I prepared a pot of mushroom soup for a small house party last weekend, expecting leftovers to last another couple of meals. Well, everyone took second helpings of the soup and before we knew it the last drop was over. I was a pleased host :-)
- Fresh button mushrooms – 20 medium-sized
- Onion – 1 large
- Garlic – 4 pods
- Flour (I used whole wheat flour, atta) – 1 heaped tablespoon
- Water – approx. 2 cups
- Milk – 3/4 cup
- Cream – 1/2 cup
- Salt – to taste
- Bay leaf – 1
- Peppercorns – 6-8, freshly ground
- Nutmeg – freshly ground, a pinch
- Fresh coriander – 2 tablespoons, finely chopped
- Butter – 1 tablespoon
- Olive oil – 1 teaspoon
Wash and slice mushrooms into thin pieces.
Finely chop garlic and onions.
Heat olive oil and butter in a non-stick pan. Add garlic followed by bay leaf and onions, fry on medium-high heat till the onions turn golden.
Add sliced mushrooms, salt and cook on high flame till all the moisture in the mushrooms evaporates.

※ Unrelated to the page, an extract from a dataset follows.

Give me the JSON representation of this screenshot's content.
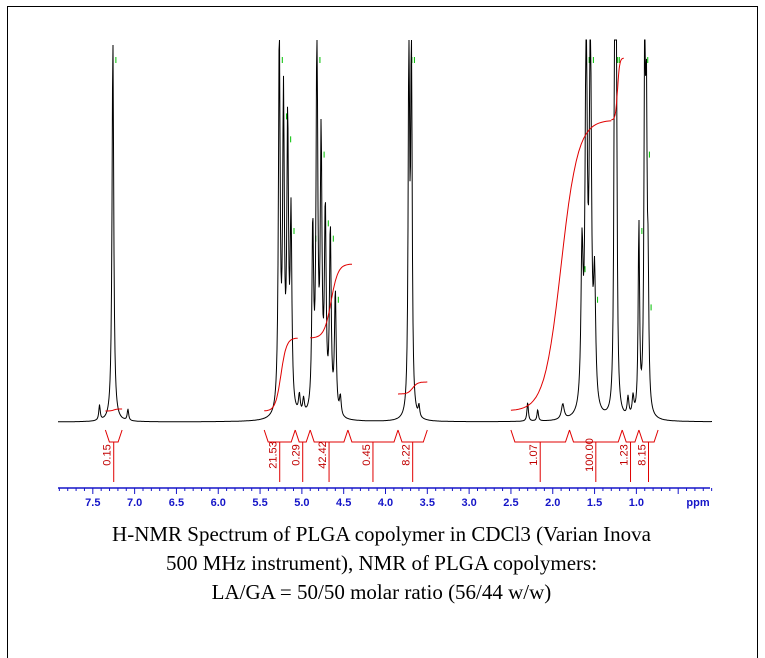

Dissolve flour in a cup of warm water, make sure there are no lumps. Add another cup of water.
Take the flour dissolved in water in another pan and bring to a boil. Lower heat, simmer for five minutes till the mixture becomes homogenous and thick.
Transfer the flour mixture to the pan with the mushrooms. Simmer for another five minutes, stirring frequently.
Add milk, salt, freshly ground pepper and freshly ground nutmeg to the pan. Discard the bay leaf.
Add more water to make the soup thinner if you like. Bring to a boil, continue to cook on low heat for another five minutes.
At the finish, stir in fresh cream and bring to a simmer – do not boil.
Stir in freshly chopped coriander leaves, a sprinkling of freshly ground pepper for the spice-inclined and a blob of butter for the indulgence-inclined. Serve hot.